Un’economia – ricorda Staglianò – alimentata anche da una narrazione falsa, condita dall’ipocrisia della community e dello sharing, che nasconde guadagni altissimi per pochi e sfruttamento per molti. Il ritorno fiscale per gli Stati nazionali o i territori che ospitano queste attività (e vale per tutte) è spesso nullo, quello occupazionale (pensiamo ad Airbnb o a Google) anche questo ridicolmente modesto. Quasi sempre governi e Stati si sono fatti ingannare sulla base di promesse fatue e magari di qualche aiuto e finanziamento ai politici di turno. La gigeconomy assomiglia molto – ricorda Staglianò – al capitalismo (americano) di rapina degli albori, di cui ci ha raccontato Theodore Dreiser ne Il Titano e ne Il finanziere, di quei businessman che sarebbero stati etichettati da Roosevelt come «ricchi criminali».

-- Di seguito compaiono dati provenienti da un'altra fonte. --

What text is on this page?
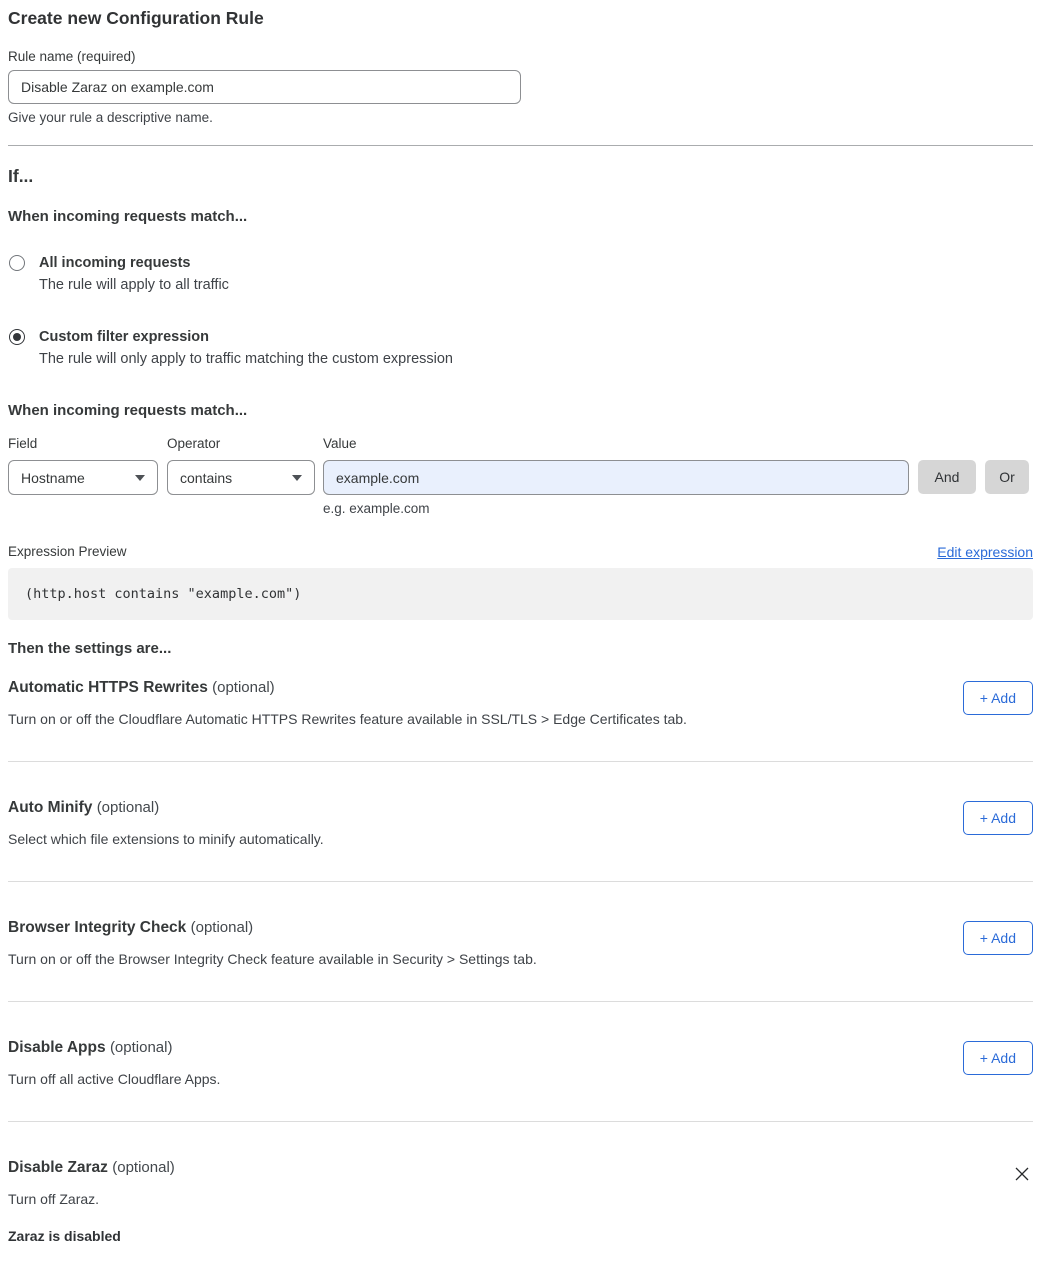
Create new Configuration Rule
Rule name (required)
Disable Zaraz on example.com
Give your rule a descriptive name.
If...
When incoming requests match...
All incoming requests
The rule will apply to all traffic
Custom filter expression
The rule will only apply to traffic matching the custom expression
When incoming requests match...
Field
Hostname
Operator
contains
Value
example.com
e.g. example.com
And	Or
Expression Preview	Edit expression
(http.host contains "example.com")
Then the settings are...
Automatic HTTPS Rewrites (optional)
Turn on or off the Cloudflare Automatic HTTPS Rewrites feature available in SSL/TLS > Edge Certificates tab.
+ Add
Auto Minify (optional)
Select which file extensions to minify automatically.
+ Add
Browser Integrity Check (optional)
Turn on or off the Browser Integrity Check feature available in Security > Settings tab.
+ Add
Disable Apps (optional)
Turn off all active Cloudflare Apps.
+ Add
Disable Zaraz (optional)
Turn off Zaraz.
Zaraz is disabled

DURANTE LA PANDEMIA gli affari di questi capitalisti «vincenti» sono andati a gonfie vele. Nel primo anno di Covid 19 questi super-ricchi hanno visto aumentare la ricchezza in modo clamoroso: quella di Jeff Bezos (Amazon) è passata da 113 a 187 miliardi di dollari (+64%), Elon Musk (Tesla) da 25 a 154 (+524%), Bill Gates (Microsoft) da 98 a 120 (+23%), Mark Zuckerberg (Facebook) da 55 a 102 (+ 89%), Larry Page (Facebook) da 51 a 76 (+50%), Sergej Brin (Google) da 49 a 74 (+51%).
Il mondo con la pandemia si è impoverito, i gigacapitalisti si sono arricchiti. E siccome anche i super-ricchi hanno un cuore, come Bill Gates e Jeff Bezos, hanno destinato qualche avanzo del loro patrimonio a cause nobili, a beneficio dell’umanità e del marketing.

Di fronte a questa colossale ingiustizia e truffa economica, c’è da chiedersi (come nel finale di Gigacapitalisti) che fare. Che non è la rivoluzione bolscevica, ma una serie di riforme e di interventi moderatamente riformisti: regole serie al business di questi nuovi signori del capitale del terzo millennio, la corretta tassazione dei profitti (magari con una web e digital tax degna di questo nome), la dignità del lavoro, la lotta ai paradisi fiscali (dove i gigacapitalisti depositano gran parte delle loro sostanze), il rispetto alla concorrenza e la lotta alle posizioni monopolistiche e dominanti. Lo Stato, gli Stati in tutto il mondo, negli ultimi vent’anni hanno fatto tantissimi regali ai businessman, ai super-ricchi, ai privilegiati: hanno deregolamentato il mercato del lavoro trasformandolo in un mercato dei lavoratori, hanno pressoché dimezzato le tasse alle imprese e alle classi di reddito medio-alte, hanno fatto scomparire le imposte patrimoniali (sui ricchi), hanno ridotto ad un’elemosina le imposte di successione dei super-ricchi. E molto altro.

IL CHE FARE È TUTTO QUI: ribaltare queste politiche, ribellarsi non solo al dominio di questi signori e del modello economico che li sostiene, ma anche a quella ideologia (storytelling la chiamano) che ha trasformato la nostra esistenza (dice Staglianò) in «tecnovita»; rifiutando la trasformazione dei cittadini in consumatori, dei diritti in bisogni (di mercato), dei lavoratori in moderni schiavi digitali, dell’eguaglianza economica e sociale in eguaglianza del consumo, come aveva prefigurato Marx nei Manoscritti del 1844. Non un compito semplicissimo certo: un’agenda difficile, ma l’unica da seguire.